5 Things I learned from my trip to Scotland
A and I at Stonehaven Castle
5.) Arrive at the train or bus station a half an hour a head of scheduled departure. And make sure your traveling companion does the same.
More than once on my trip I found me and my friend A running for the train and/or bus. I hate that. I hate it for two reasons. The first reason is because we’d paid a head and gotten good deals on the train tickets. The second reason is because if there’s time to spare, I can get oriented and there’s no last minute panic to get on the train, no chance of missing it. It’s just smart to be there a head.
4.) Know you’re traveling partner’s limits. A suffers from an noncontiguous illness that affects her day to day eating and routine. Additionally, she has bad knees. I am a bit of a goer when it comes to walking, moving and going places.
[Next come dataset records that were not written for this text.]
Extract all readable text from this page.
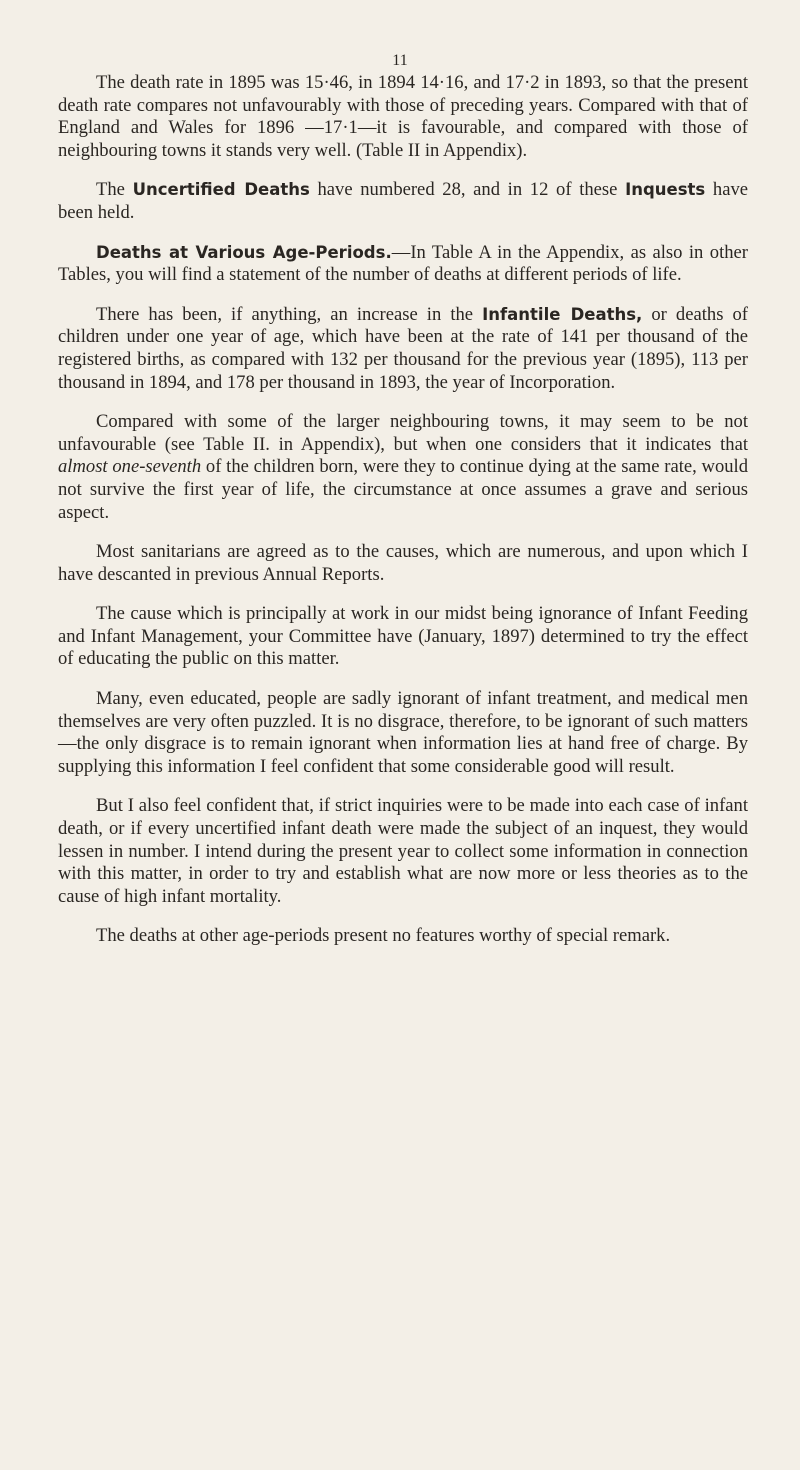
11

The death rate in 1895 was 15·46, in 1894 14·16, and 17·2 in 1893, so that the present death rate compares not unfavourably with those of preceding years. Compared with that of England and Wales for 1896 —17·1—it is favourable, and compared with those of neighbouring towns it stands very well. (Table II in Appendix).

The Uncertified Deaths have numbered 28, and in 12 of these Inquests have been held.

Deaths at Various Age-Periods.—In Table A in the Appendix, as also in other Tables, you will find a statement of the number of deaths at different periods of life.

There has been, if anything, an increase in the Infantile Deaths, or deaths of children under one year of age, which have been at the rate of 141 per thousand of the registered births, as compared with 132 per thousand for the previous year (1895), 113 per thousand in 1894, and 178 per thousand in 1893, the year of Incorporation.

Compared with some of the larger neighbouring towns, it may seem to be not unfavourable (see Table II. in Appendix), but when one considers that it indicates that almost one-seventh of the children born, were they to continue dying at the same rate, would not survive the first year of life, the circumstance at once assumes a grave and serious aspect.

Most sanitarians are agreed as to the causes, which are numerous, and upon which I have descanted in previous Annual Reports.

The cause which is principally at work in our midst being ignorance of Infant Feeding and Infant Management, your Committee have (January, 1897) determined to try the effect of educating the public on this matter.

Many, even educated, people are sadly ignorant of infant treatment, and medical men themselves are very often puzzled. It is no disgrace, therefore, to be ignorant of such matters—the only disgrace is to remain ignorant when information lies at hand free of charge. By supplying this information I feel confident that some considerable good will result.

But I also feel confident that, if strict inquiries were to be made into each case of infant death, or if every uncertified infant death were made the subject of an inquest, they would lessen in number. I intend during the present year to collect some information in connection with this matter, in order to try and establish what are now more or less theories as to the cause of high infant mortality.

The deaths at other age-periods present no features worthy of special remark.
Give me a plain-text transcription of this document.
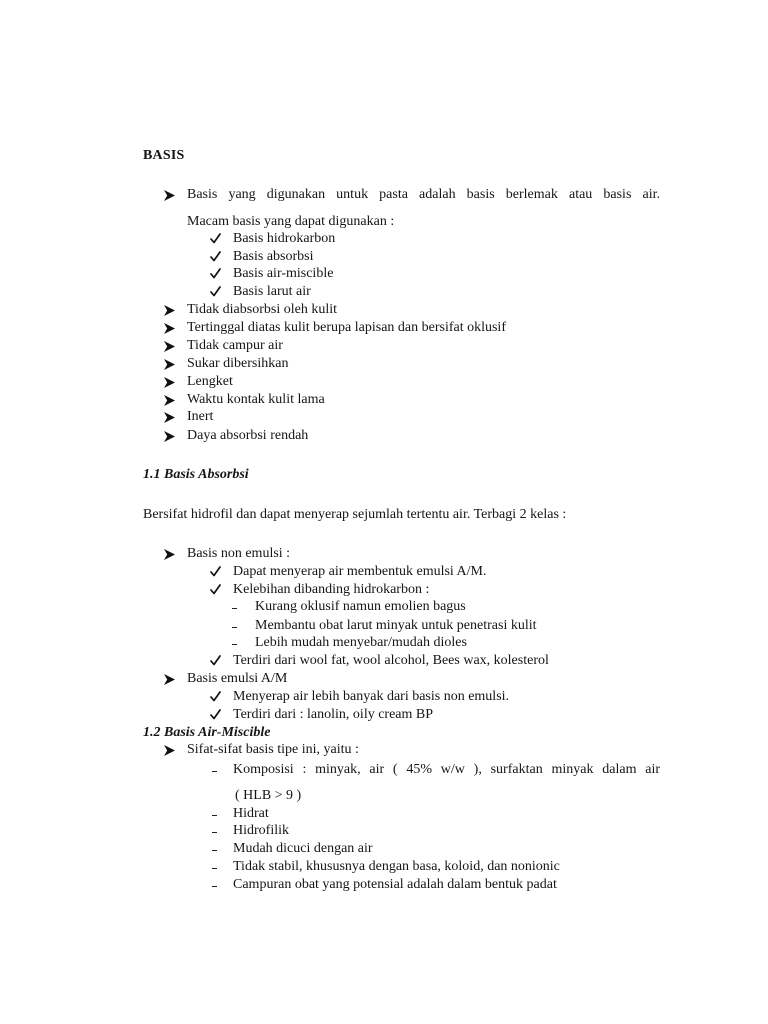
BASIS
Basis yang digunakan untuk pasta adalah basis berlemak atau basis air.
Macam basis yang dapat digunakan :
Basis hidrokarbon
Basis absorbsi
Basis air-miscible
Basis larut air
Tidak diabsorbsi oleh kulit
Tertinggal diatas kulit berupa lapisan dan bersifat oklusif
Tidak campur air
Sukar dibersihkan
Lengket
Waktu kontak kulit lama
Inert
Daya absorbsi rendah
1.1 Basis Absorbsi
Bersifat hidrofil dan dapat menyerap sejumlah tertentu air. Terbagi 2 kelas :
Basis non emulsi :
Dapat menyerap air membentuk emulsi A/M.
Kelebihan dibanding hidrokarbon :
Kurang oklusif namun emolien bagus
Membantu obat larut minyak untuk penetrasi kulit
Lebih mudah menyebar/mudah dioles
Terdiri dari wool fat, wool alcohol, Bees wax, kolesterol
Basis emulsi A/M
Menyerap air lebih banyak dari basis non emulsi.
Terdiri dari : lanolin, oily cream BP
1.2 Basis Air-Miscible
Sifat-sifat basis tipe ini, yaitu :
Komposisi : minyak, air ( 45% w/w ), surfaktan minyak dalam air
( HLB > 9 )
Hidrat
Hidrofilik
Mudah dicuci dengan air
Tidak stabil, khususnya dengan basa, koloid, dan nonionic
Campuran obat yang potensial adalah dalam bentuk padat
I see a big hill; I want to climb the big hill. I also have a brisk pace and largely no stomach ailments. Thankfully for A I got sick on the trip. It was only a cold but it still managed to slow me down, so for the majority of the trip I didn’t want to do outdoorsy things like climbing and hiking. But at the end of the two weeks I was feeling better and my legs started itching to climb. So. I spent the evening going for a two hour walk/run all over Stirling by myself which was liberating, physically and mentally. The moral of this story is that make sure that if you want to do big things, the person your with is capable of them and if not, that they’re willing to allow you to take some time and do it yourself.
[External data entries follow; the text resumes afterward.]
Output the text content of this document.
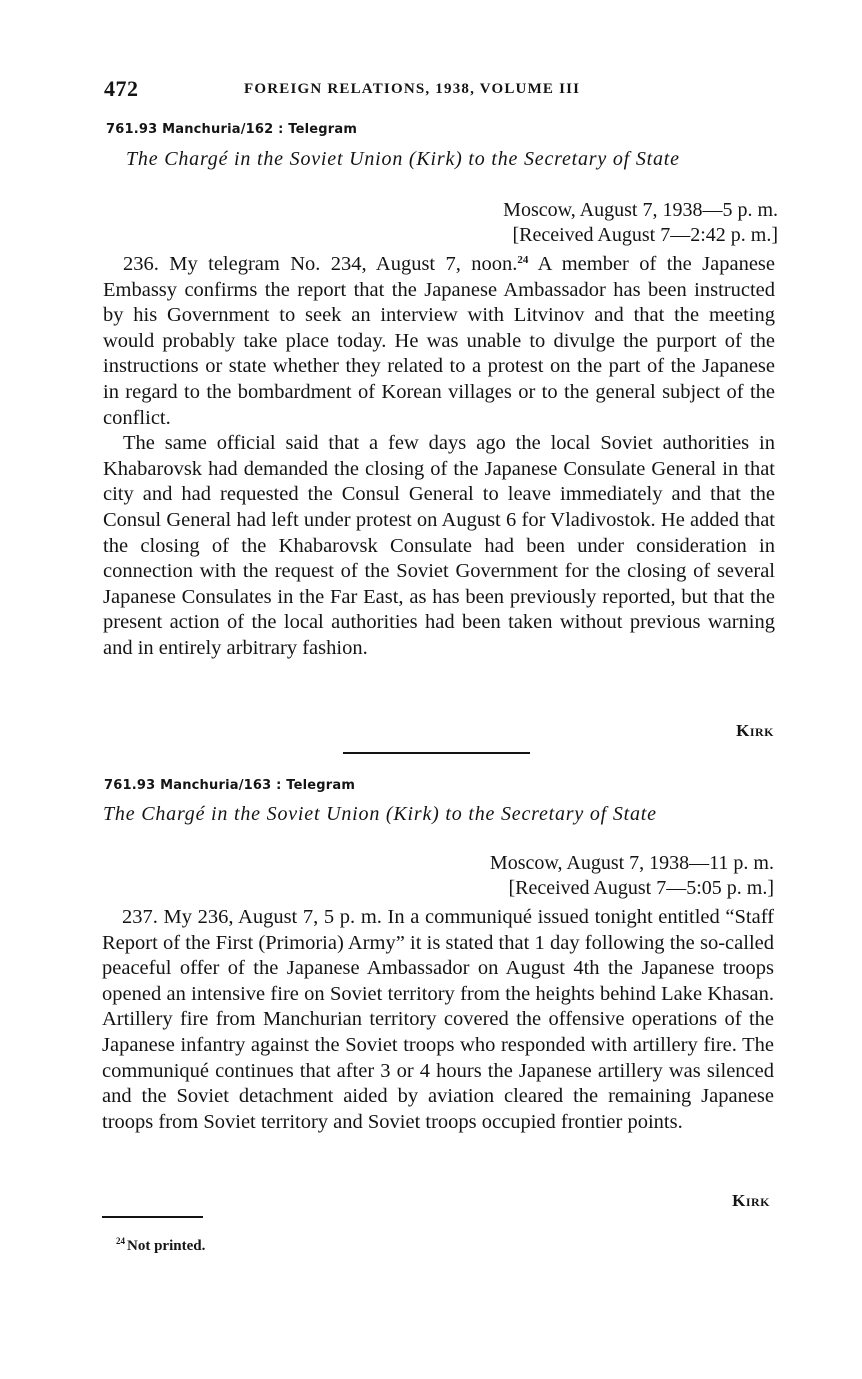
472	FOREIGN RELATIONS, 1938, VOLUME III
761.93 Manchuria/162 : Telegram
The Chargé in the Soviet Union (Kirk) to the Secretary of State
Moscow, August 7, 1938—5 p. m.
[Received August 7—2:42 p. m.]

236. My telegram No. 234, August 7, noon.$^{24}$ A member of the Japanese Embassy confirms the report that the Japanese Ambassador has been instructed by his Government to seek an interview with Litvinov and that the meeting would probably take place today. He was unable to divulge the purport of the instructions or state whether they related to a protest on the part of the Japanese in regard to the bombardment of Korean villages or to the general subject of the conflict.

The same official said that a few days ago the local Soviet authorities in Khabarovsk had demanded the closing of the Japanese Consulate General in that city and had requested the Consul General to leave immediately and that the Consul General had left under protest on August 6 for Vladivostok. He added that the closing of the Khabarovsk Consulate had been under consideration in connection with the request of the Soviet Government for the closing of several Japanese Consulates in the Far East, as has been previously reported, but that the present action of the local authorities had been taken without previous warning and in entirely arbitrary fashion.

Kirk
761.93 Manchuria/163 : Telegram
The Chargé in the Soviet Union (Kirk) to the Secretary of State
Moscow, August 7, 1938—11 p. m.
[Received August 7—5:05 p. m.]

237. My 236, August 7, 5 p. m. In a communiqué issued tonight entitled “Staff Report of the First (Primoria) Army” it is stated that 1 day following the so-called peaceful offer of the Japanese Ambassador on August 4th the Japanese troops opened an intensive fire on Soviet territory from the heights behind Lake Khasan. Artillery fire from Manchurian territory covered the offensive operations of the Japanese infantry against the Soviet troops who responded with artillery fire. The communiqué continues that after 3 or 4 hours the Japanese artillery was silenced and the Soviet detachment aided by aviation cleared the remaining Japanese troops from Soviet territory and Soviet troops occupied frontier points.

Kirk
$^{24}$ Not printed.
As said above, A’s knees went out at one point, possibly from all the climbing/stairs. Thankfully mine did not, so I was able to carry things like luggage for her. Knowing someone’s limits can really help with what your able to do and help slow the other down.
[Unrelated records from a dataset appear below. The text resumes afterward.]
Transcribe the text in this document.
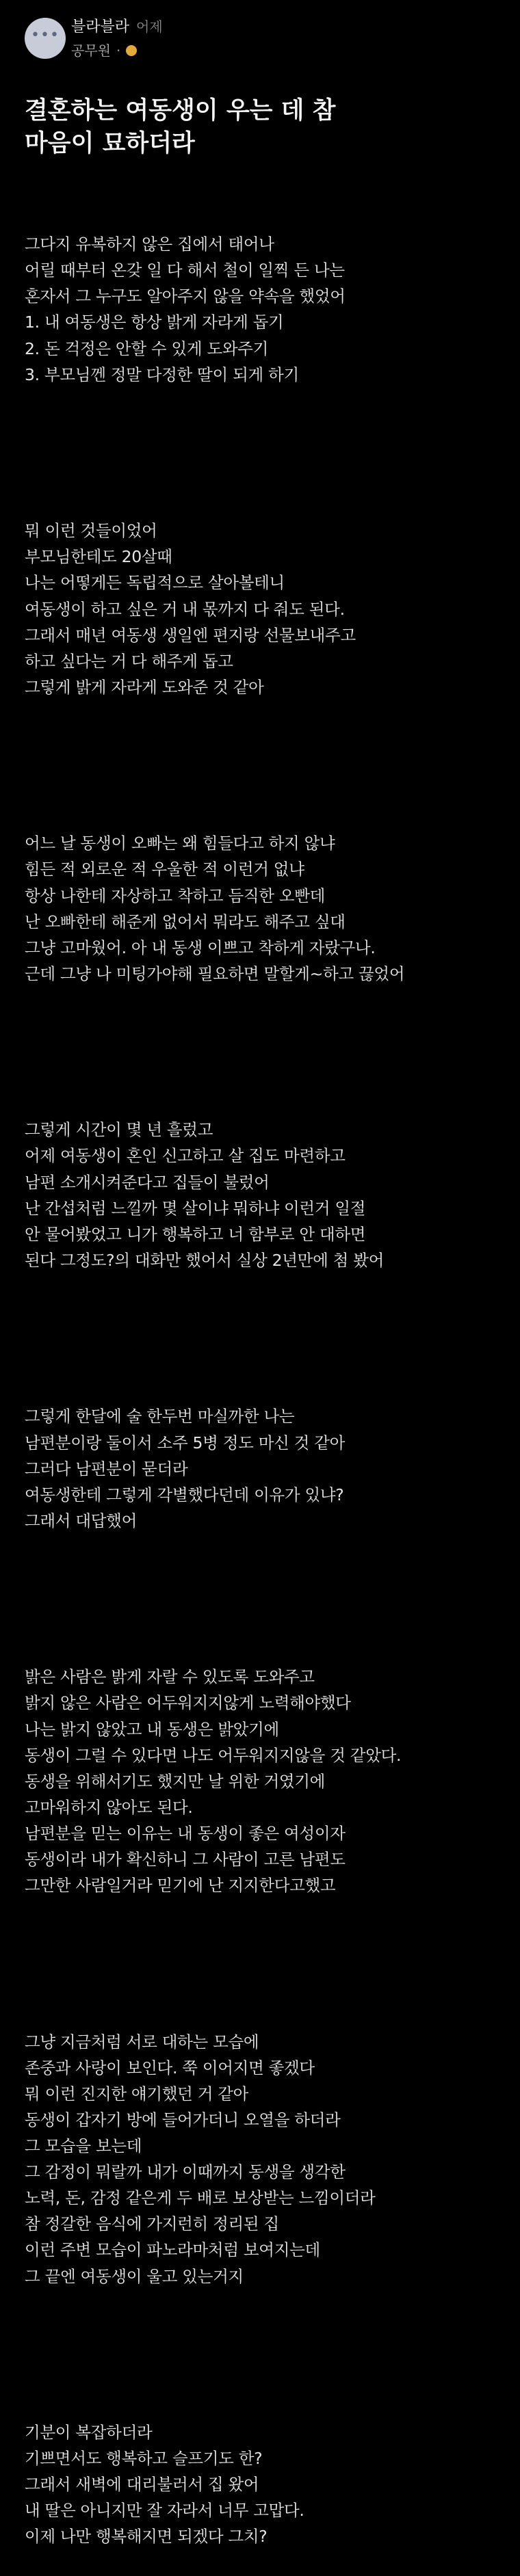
••• 블라블라 어제
공무원 ·
결혼하는 여동생이 우는 데 참
마음이 묘하더라

그다지 유복하지 않은 집에서 태어나
어릴 때부터 온갖 일 다 해서 철이 일찍 든 나는
혼자서 그 누구도 알아주지 않을 약속을 했었어
1. 내 여동생은 항상 밝게 자라게 돕기
2. 돈 걱정은 안할 수 있게 도와주기
3. 부모님껜 정말 다정한 딸이 되게 하기

뭐 이런 것들이었어
부모님한테도 20살때
나는 어떻게든 독립적으로 살아볼테니
여동생이 하고 싶은 거 내 몫까지 다 줘도 된다.
그래서 매년 여동생 생일엔 편지랑 선물보내주고
하고 싶다는 거 다 해주게 돕고
그렇게 밝게 자라게 도와준 것 같아

어느 날 동생이 오빠는 왜 힘들다고 하지 않냐
힘든 적 외로운 적 우울한 적 이런거 없냐
항상 나한테 자상하고 착하고 듬직한 오빤데
난 오빠한테 해준게 없어서 뭐라도 해주고 싶대
그냥 고마웠어. 아 내 동생 이쁘고 착하게 자랐구나.
근데 그냥 나 미팅가야해 필요하면 말할게~하고 끊었어

그렇게 시간이 몇 년 흘렀고
어제 여동생이 혼인 신고하고 살 집도 마련하고
남편 소개시켜준다고 집들이 불렀어
난 간섭처럼 느낄까 몇 살이냐 뭐하냐 이런거 일절
안 물어봤었고 니가 행복하고 너 함부로 안 대하면
된다 그정도?의 대화만 했어서 실상 2년만에 첨 봤어

그렇게 한달에 술 한두번 마실까한 나는
남편분이랑 둘이서 소주 5병 정도 마신 것 같아
그러다 남편분이 묻더라
여동생한테 그렇게 각별했다던데 이유가 있냐?
그래서 대답했어

밝은 사람은 밝게 자랄 수 있도록 도와주고
밝지 않은 사람은 어두워지지않게 노력해야했다
나는 밝지 않았고 내 동생은 밝았기에
동생이 그럴 수 있다면 나도 어두워지지않을 것 같았다.
동생을 위해서기도 했지만 날 위한 거였기에
고마워하지 않아도 된다.
남편분을 믿는 이유는 내 동생이 좋은 여성이자
동생이라 내가 확신하니 그 사람이 고른 남편도
그만한 사람일거라 믿기에 난 지지한다고했고

그냥 지금처럼 서로 대하는 모습에
존중과 사랑이 보인다. 쭉 이어지면 좋겠다
뭐 이런 진지한 얘기했던 거 같아
동생이 갑자기 방에 들어가더니 오열을 하더라
그 모습을 보는데
그 감정이 뭐랄까 내가 이때까지 동생을 생각한
노력, 돈, 감정 같은게 두 배로 보상받는 느낌이더라
참 정갈한 음식에 가지런히 정리된 집
이런 주변 모습이 파노라마처럼 보여지는데
그 끝엔 여동생이 울고 있는거지

기분이 복잡하더라
기쁘면서도 행복하고 슬프기도 한?
그래서 새벽에 대리불러서 집 왔어
내 딸은 아니지만 잘 자라서 너무 고맙다.
이제 나만 행복해지면 되겠다 그치?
3.) Grab lots of snack foods.
I really push this if your someone like me who hungers easily and is prone to shaking and fainting fits. Granola and energy bars are good but my personal favourite is Chocolate Soy milk. I’m not a vegetarian but I find that it’s a rich, dense drink packed with energy and nutrients to get you to that next ‘real’ meal. Related to this is making sure you don’t eat out if you’re on a budget. I think it’s important to eat some restaurant food, especially if you’ve traveled a long way and are tired. While it’s sad to see the money go, it’s nice to have a big, hot meal slid in front of you.
2.) Don’t over pack.
Yeah that’s a general travelers warning, but I didn’t heed it. I had six pairs of jeans with me. SIX! It was too much. It made my bag heavy and really I didn’t need to. It was one of the best lessons I could have gathered from this trip. I don’t really have any comments otherwise from this, just pack less than you think you need.
1.) DO NOT USE ROLLING LUGGAGE.
I brought one of those big-ass rolling bags to Europe. Biggest mistake. It was a mistake because of my method of travel. If you’re going through Europe by car and staying in hotels, or if you’re on a bus tour the whole way, I highly recommend the rolling bag. But if you’re going by train and staying in hostels for the majority of the journey, than I say nay. Don’t do it. Its cumbersome on cobles and it don’t roll up them hostel stairs.
While this isn’t the exact set, it was the largest one I brought and a small dakine backpack.